Metastatic Breast Cancer Awareness Day

While there is no cure for metastatic breast cancer, some are able to live longer with the disease. However, metastatic breast cancer remains a clinical challenge… October 13 places emphasis on this disease stressing the need for new, targeted treatments that will help prolong the lives of those diagnosed with this type of cancer. Reminding people that even after chemotherapy has eliminated all cancerous cells; there is a chance they may return and spread to other body parts. However, cancer at an advanced stage, at times, is not an instant attacker on the body. There are people who have survived metastatic cancer.

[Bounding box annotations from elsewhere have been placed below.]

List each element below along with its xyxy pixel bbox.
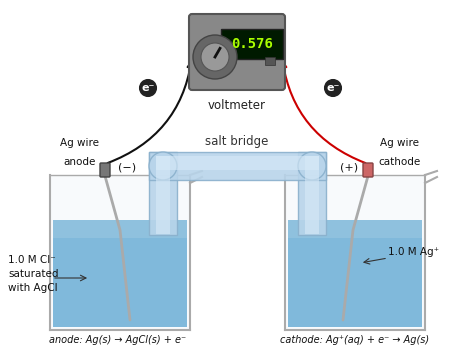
Bar xyxy=(305,156,319,234)
FancyBboxPatch shape xyxy=(221,29,283,59)
FancyBboxPatch shape xyxy=(189,14,285,90)
Ellipse shape xyxy=(298,152,326,180)
Text: cathode: cathode xyxy=(379,157,421,167)
Bar xyxy=(285,175,425,330)
Text: salt bridge: salt bridge xyxy=(205,135,269,148)
Bar xyxy=(149,152,177,235)
Text: voltmeter: voltmeter xyxy=(208,99,266,112)
Bar xyxy=(288,220,422,327)
Bar xyxy=(156,156,170,234)
Bar xyxy=(265,57,275,65)
FancyBboxPatch shape xyxy=(100,163,110,177)
Text: anode: anode xyxy=(64,157,96,167)
Text: cathode: Ag⁺(aq) + e⁻ → Ag(s): cathode: Ag⁺(aq) + e⁻ → Ag(s) xyxy=(281,335,429,345)
Text: Ag wire: Ag wire xyxy=(61,138,100,148)
Text: 0.576: 0.576 xyxy=(231,37,273,51)
Text: e⁻: e⁻ xyxy=(141,83,155,93)
Text: anode: Ag(s) → AgCl(s) + e⁻: anode: Ag(s) → AgCl(s) + e⁻ xyxy=(49,335,187,345)
Text: 1.0 M Ag⁺: 1.0 M Ag⁺ xyxy=(388,247,439,257)
Bar xyxy=(149,152,326,180)
Bar xyxy=(53,220,187,238)
Circle shape xyxy=(193,35,237,79)
Bar xyxy=(50,175,190,330)
Bar xyxy=(298,152,326,235)
Text: (+): (+) xyxy=(340,163,358,173)
Bar xyxy=(53,220,187,327)
Circle shape xyxy=(201,43,229,71)
Text: Ag wire: Ag wire xyxy=(381,138,419,148)
Ellipse shape xyxy=(149,152,177,180)
Text: e⁻: e⁻ xyxy=(326,83,340,93)
FancyBboxPatch shape xyxy=(363,163,373,177)
Text: (−): (−) xyxy=(118,163,136,173)
Bar xyxy=(288,220,422,238)
Text: 1.0 M Cl⁻
saturated
with AgCl: 1.0 M Cl⁻ saturated with AgCl xyxy=(8,255,58,293)
Bar xyxy=(156,156,319,170)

With metastatic breast cancer, cancer cells move to other body parts through the process of metastasis. The cancer cells then start affecting other body parts such as bones, lungs and the liver. This is cancer at its last stage (stage 4). Symptoms may vary, depending on how far your breast cancer has spread and what type of tissue the new cancer growth has invaded. If the cancer has spread to the bone things like severe or progressive pain, swelling and frailty occur. In the brain, persistent or progressively worsening headaches or pressure to the head can happen. Seizures, vision problems, vomiting and nausea are signs as well. Other nonspecific symptoms of metastatic breast cancer can include fatigue, weight loss, or poor appetite.

If your health continues to worsen despite aggressive treatments or if you’ve come to terms with a stage 4 diagnosis, it may be time to consider hospice. For those with a life-limiting illness, such as metastatic breast cancer, sometimes the question is “what else can be done?”. What matters most may be the ability to more fully enjoy the time we have with those we love. Hospice patients can experience a better quality of life so that every moment can be as comfortable and rewarding as possible.